As Public Citizen’s Lori Wallach explained yesterday, the three trade agreements passed Congress in a whirlwind of activity last night, because a present for the President of South Korea’s visit to Washington today is more important than a considered debate about the role of neoliberal trade agreements and what they have traditionally done to US exports. In addition, the House did pass Trade Adjustment Assistance, with every Democrat supporting and about half of Republicans. This had already passed the Senate, so the entire package goes to the President for his signature, and he is pleased about this:
The landmark trade agreements and assistance for American workers that passed tonight are a major win for American workers and businesses. I’ve fought to make sure that these trade agreements with South Korea, Colombia and Panama deliver the best possible deal for our country, and I’ve insisted that we do more to help American workers who have been affected by global competition.
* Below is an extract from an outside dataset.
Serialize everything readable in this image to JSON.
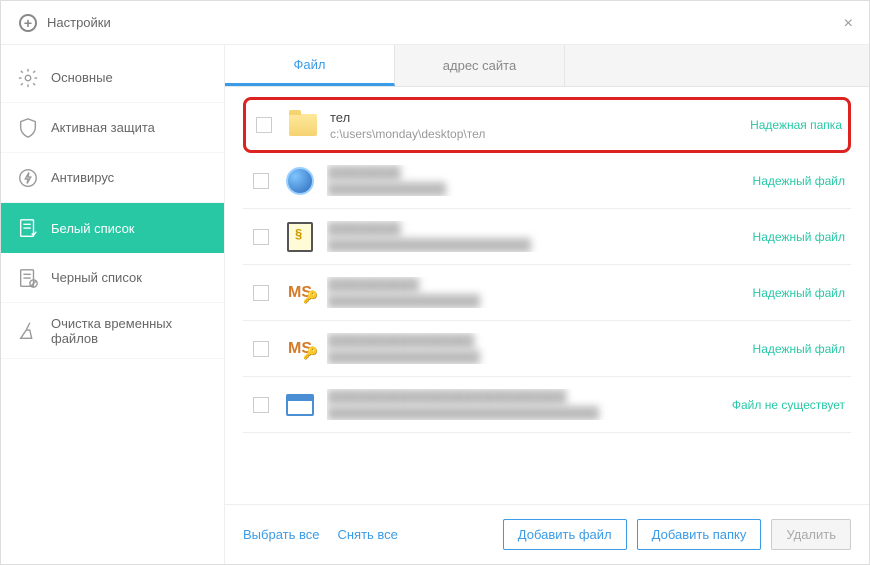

Tonight’s vote, with bipartisan support, will significantly boost exports that bear the proud label “Made in America,” support tens of thousands of good-paying American jobs and protect labor rights, the environment and intellectual property. American automakers, farmers, ranchers and manufacturers, including many small businesses, will be able to compete and win in new markets. I look forward to signing these agreements, which will help achieve my goal of doubling American exports and keeping America competitive in the 21st century.
They’re not a win for Colombian trade unionists, as even the weak Action Plan which has failed to protect them from murder was kept on the side and not written into the trade pact, giving it no authority. They are mainly a win for North Korean sweatshop owners and Panamanian tax haven specialists. And, I should add that the President and his entire party just got done saying that Republicans want only to sabotage the economy, and will not let anything pass that creates jobs. Now they are applauding the passage of job-creating trade agreements. Something doesn’t fit. [cont’d.]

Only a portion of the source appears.